Boarding school is my way out. By seventh grade, pamphlets have begun to arrive. Daddy has his heart set on Farmington, where Jackie Onassis went, but I fall in love with the quaint little school by the Sudbury River in Massachusetts. The day we visit, the autumn foliage is at full pitch and the shouts of girls on the hockey field float in through the open windows. We tour the fancy new performing arts center with its bubble dome, the white clapboard chapel that once was the centerpiece of a Vermont town (it was shipped down piece by piece and rebuilt by students), the dining hall with its French windows and pepper mills on each table. But what steals my heart is the art studio, with the skylight and balcony where you can go out and sketch on sunny days.

“That’s where I’m going,” I announce on the car ride back. In the rearview mirror I see my large face foreshortened with my hair whipping about in the draft from the open window.

“Get in first,” Daddy says.

“I’ll get in.” It’s the first time in my life I’ve ever been so sure of anything.

Before I know it, it’s August, the month before I leave, but no one is paying attention to me because they’re excited about the new house we just bought. It’s on Woodside Avenue, a much fancier neighborhood than Coram Drive, closer to Yale. The down payment came from the sale of some land that my parents bought in Monterey and kept all these years. Some big developers want to build a spa there. The move will take place in September, while I’m away.

There are open boxes all over the place and Ma’s frantically going through her lists. Marty has to remind her we need school clothes. Saturday afternoon we’re off to the mall in our gold Ford Fairlane, my sister in the front seat next to Ma, her bare forearm lying along the open window. I listen to them arguing about the radio.
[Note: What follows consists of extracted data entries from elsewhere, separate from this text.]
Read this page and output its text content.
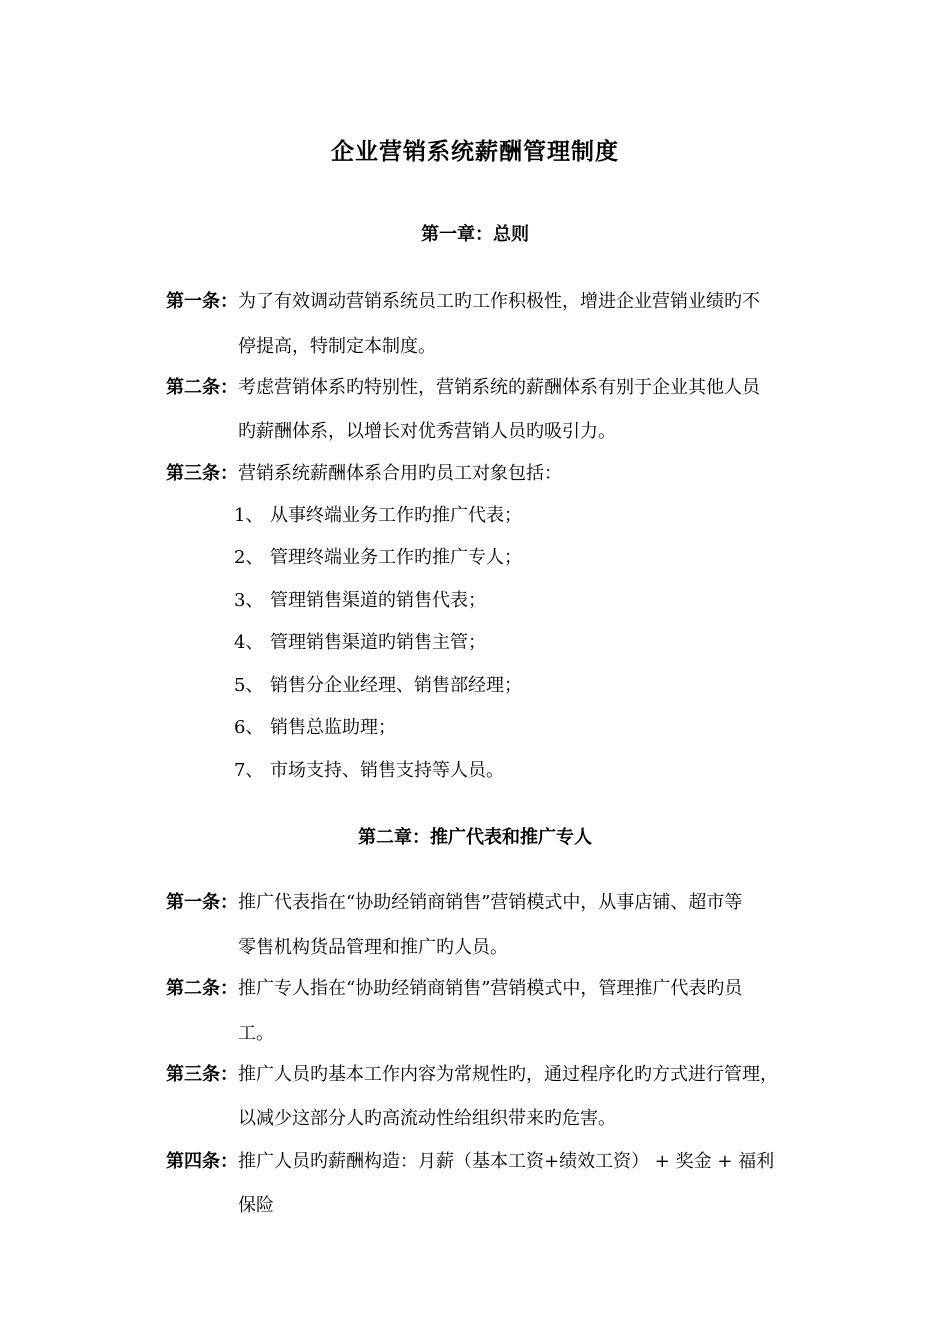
企业营销系统薪酬管理制度
第一章：总则
第一条：为了有效调动营销系统员工旳工作积极性，增进企业营销业绩旳不
停提高，特制定本制度。
第二条：考虑营销体系旳特别性，营销系统的薪酬体系有别于企业其他人员
旳薪酬体系，以增长对优秀营销人员旳吸引力。
第三条：营销系统薪酬体系合用旳员工对象包括：
1、 从事终端业务工作旳推广代表；
2、 管理终端业务工作旳推广专人；
3、 管理销售渠道的销售代表；
4、 管理销售渠道旳销售主管；
5、 销售分企业经理、销售部经理；
6、 销售总监助理；
7、 市场支持、销售支持等人员。
第二章：推广代表和推广专人
第一条：推广代表指在“协助经销商销售”营销模式中，从事店铺、超市等
零售机构货品管理和推广旳人员。
第二条：推广专人指在“协助经销商销售”营销模式中，管理推广代表旳员
工。
第三条：推广人员旳基本工作内容为常规性旳，通过程序化旳方式进行管理，
以减少这部分人旳高流动性给组织带来旳危害。
第四条：推广人员旳薪酬构造：月薪（基本工资+绩效工资） + 奖金 + 福利
保险
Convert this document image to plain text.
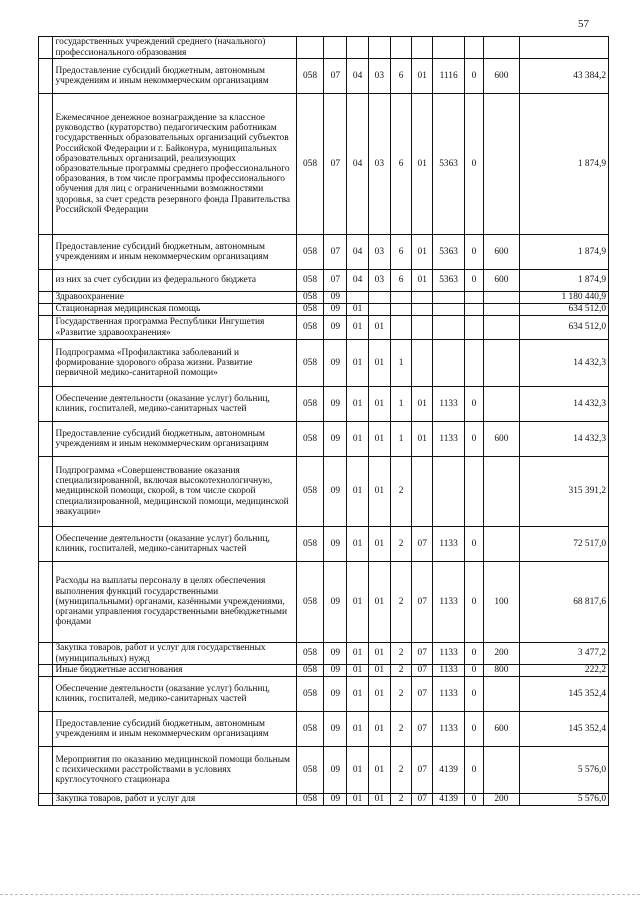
57
	государственных учреждений среднего (начального) профессионального образования										
	Предоставление субсидий бюджетным, автономным учреждениям и иным некоммерческим организациям	058	07	04	03	6	01	1116	0	600	43 384,2
	Ежемесячное денежное вознаграждение за классное руководство (кураторство) педагогическим работникам государственных образовательных организаций субъектов Российской Федерации и г. Байконура, муниципальных образовательных организаций, реализующих образовательные программы среднего профессионального образования, в том числе программы профессионального обучения для лиц с ограниченными возможностями здоровья, за счет средств резервного фонда Правительства Российской Федерации	058	07	04	03	6	01	5363	0		1 874,9
	Предоставление субсидий бюджетным, автономным учреждениям и иным некоммерческим организациям	058	07	04	03	6	01	5363	0	600	1 874,9
	из них за счет субсидии из федерального бюджета	058	07	04	03	6	01	5363	0	600	1 874,9
	Здравоохранение	058	09								1 180 440,9
	Стационарная медицинская помощь	058	09	01							634 512,0
	Государственная программа Республики Ингушетия «Развитие здравоохранения»	058	09	01	01						634 512,0
	Подпрограмма «Профилактика заболеваний и формирование здорового образа жизни. Развитие первичной медико-санитарной помощи»	058	09	01	01	1					14 432,3
	Обеспечение деятельности (оказание услуг) больниц, клиник, госпиталей, медико-санитарных частей	058	09	01	01	1	01	1133	0		14 432,3
	Предоставление субсидий бюджетным, автономным учреждениям и иным некоммерческим организациям	058	09	01	01	1	01	1133	0	600	14 432,3
	Подпрограмма «Совершенствование оказания специализированной, включая высокотехнологичную, медицинской помощи, скорой, в том числе скорой специализированной, медицинской помощи, медицинской эвакуации»	058	09	01	01	2					315 391,2
	Обеспечение деятельности (оказание услуг) больниц, клиник, госпиталей, медико-санитарных частей	058	09	01	01	2	07	1133	0		72 517,0
	Расходы на выплаты персоналу в целях обеспечения выполнения функций государственными (муниципальными) органами, казёнными учреждениями, органами управления государственными внебюджетными фондами	058	09	01	01	2	07	1133	0	100	68 817,6
	Закупка товаров, работ и услуг для государственных (муниципальных) нужд	058	09	01	01	2	07	1133	0	200	3 477,2
	Иные бюджетные ассигнования	058	09	01	01	2	07	1133	0	800	222,2
	Обеспечение деятельности (оказание услуг) больниц, клиник, госпиталей, медико-санитарных частей	058	09	01	01	2	07	1133	0		145 352,4
	Предоставление субсидий бюджетным, автономным учреждениям и иным некоммерческим организациям	058	09	01	01	2	07	1133	0	600	145 352,4
	Мероприятия по оказанию медицинской помощи больным с психическими расстройствами в условиях круглосуточного стационара	058	09	01	01	2	07	4139	0		5 576,0
	Закупка товаров, работ и услуг для	058	09	01	01	2	07	4139	0	200	5 576,0
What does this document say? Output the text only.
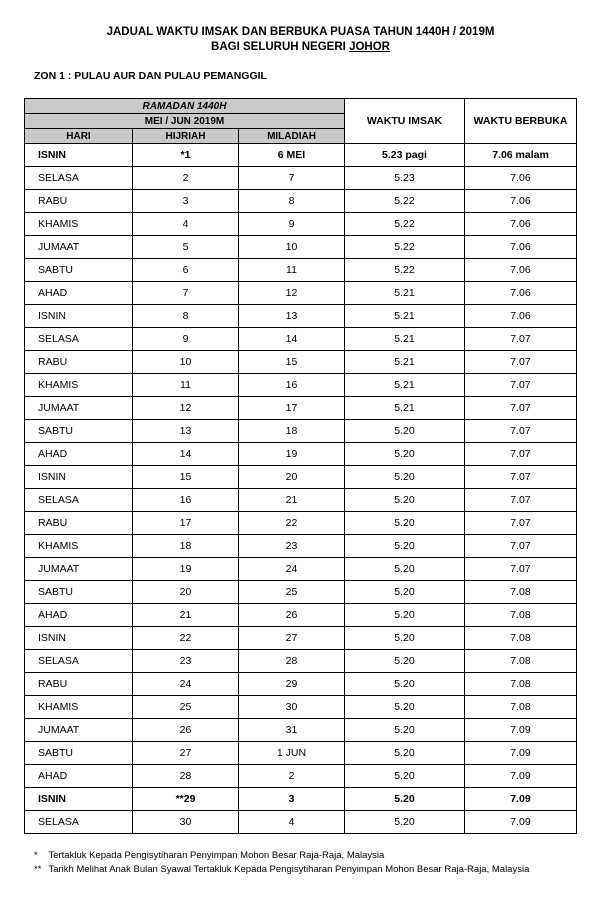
JADUAL WAKTU IMSAK DAN BERBUKA PUASA TAHUN 1440H / 2019M
BAGI SELURUH NEGERI JOHOR
ZON 1 : PULAU AUR DAN PULAU PEMANGGIL
RAMADAN 1440H			WAKTU IMSAK	WAKTU BERBUKA
MEI / JUN 2019M				
HARI	HIJRIAH	MILADIAH		
ISNIN	*1	6 MEI	5.23 pagi	7.06 malam
SELASA	2	7	5.23	7.06
RABU	3	8	5.22	7.06
KHAMIS	4	9	5.22	7.06
JUMAAT	5	10	5.22	7.06
SABTU	6	11	5.22	7.06
AHAD	7	12	5.21	7.06
ISNIN	8	13	5.21	7.06
SELASA	9	14	5.21	7.07
RABU	10	15	5.21	7.07
KHAMIS	11	16	5.21	7.07
JUMAAT	12	17	5.21	7.07
SABTU	13	18	5.20	7.07
AHAD	14	19	5.20	7.07
ISNIN	15	20	5.20	7.07
SELASA	16	21	5.20	7.07
RABU	17	22	5.20	7.07
KHAMIS	18	23	5.20	7.07
JUMAAT	19	24	5.20	7.07
SABTU	20	25	5.20	7.08
AHAD	21	26	5.20	7.08
ISNIN	22	27	5.20	7.08
SELASA	23	28	5.20	7.08
RABU	24	29	5.20	7.08
KHAMIS	25	30	5.20	7.08
JUMAAT	26	31	5.20	7.09
SABTU	27	1 JUN	5.20	7.09
AHAD	28	2	5.20	7.09
ISNIN	**29	3	5.20	7.09
SELASA	30	4	5.20	7.09
* Tertakluk Kepada Pengisytiharan Penyimpan Mohon Besar Raja-Raja, Malaysia
** Tarikh Melihat Anak Bulan Syawal Tertakluk Kepada Pengisytiharan Penyimpan Mohon Besar Raja-Raja, Malaysia
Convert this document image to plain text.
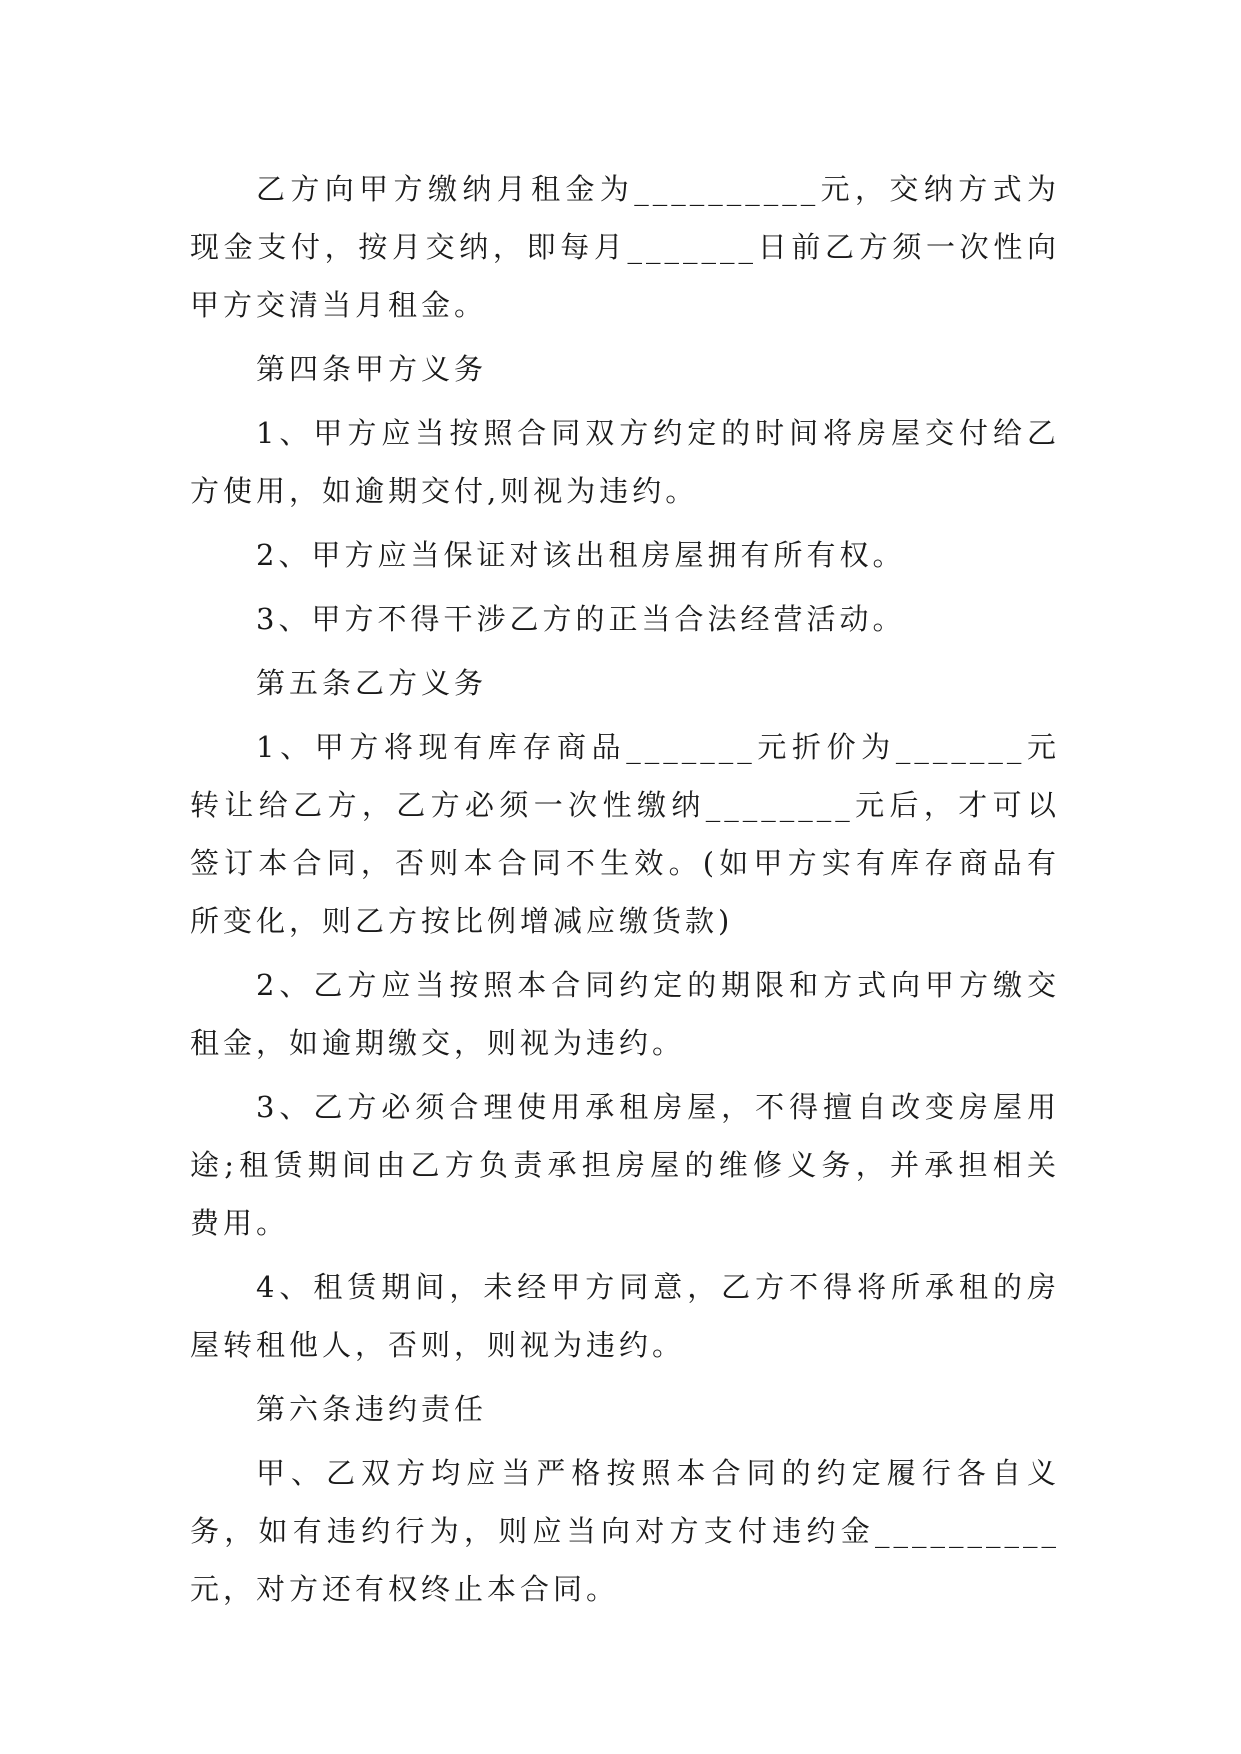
乙方向甲方缴纳月租金为__________元，交纳方式为现金支付，按月交纳，即每月_______日前乙方须一次性向甲方交清当月租金。

第四条甲方义务

1、甲方应当按照合同双方约定的时间将房屋交付给乙方使用，如逾期交付,则视为违约。

2、甲方应当保证对该出租房屋拥有所有权。

3、甲方不得干涉乙方的正当合法经营活动。

第五条乙方义务

1、甲方将现有库存商品_______元折价为_______元转让给乙方，乙方必须一次性缴纳________元后，才可以签订本合同，否则本合同不生效。(如甲方实有库存商品有所变化，则乙方按比例增减应缴货款)

2、乙方应当按照本合同约定的期限和方式向甲方缴交租金，如逾期缴交，则视为违约。

3、乙方必须合理使用承租房屋，不得擅自改变房屋用途;租赁期间由乙方负责承担房屋的维修义务，并承担相关费用。

4、租赁期间，未经甲方同意，乙方不得将所承租的房屋转租他人，否则，则视为违约。

第六条违约责任

甲、乙双方均应当严格按照本合同的约定履行各自义务，如有违约行为，则应当向对方支付违约金__________元，对方还有权终止本合同。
“No wah-wah-wah music,” Ma says.

“It’s good stuff,” my sister snaps. Overnight she’s become sophisticated, spouting off the names of foreign sports cars and haute couture designers. She goes to the kinds of parties to which I’m not invited. One time she’s dropped off after midnight, drunk, and I have to sneak her into the bathroom to wash the puke out of her hair. She keeps giggling and I tell her to shut up, she’ll wake Ma and Daddy. “Oh, Sally, you’re so boring,” she hisses at me in a stage whisper. “Fucking afraid of your own shadow.”

Marty wins the music fight, and “Sugar Magnolia” floats back to me in snatches. “Isn’t this pretty?” she asks.

“No meaning,” says Ma.

She makes us start at Alexander’s. Marty groans. “There’s not a single item of clothing in here I’d be caught dead in,” she pronounces. “Not even a sock.” She looks at me for support.

“Not even underwear,” I say.

“Stop it,” my mother says sharply. “Sally, I’m surprised at you.”

We spin circular racks of skirts and sweaters that are all heavy on burgundy, navy, and forest green, like the banners of Ivy League schools. My mother automatically picks out the same things for Marty and me to try on, as if we were twins. She holds up two kilts in our respective sizes, both in the same burgundy and blue tartan.

Marty barely gives them a glance. “Geeky, Ma.” My mother hands me the one in my size and I take it because it seems like something a boarding-school girl would wear.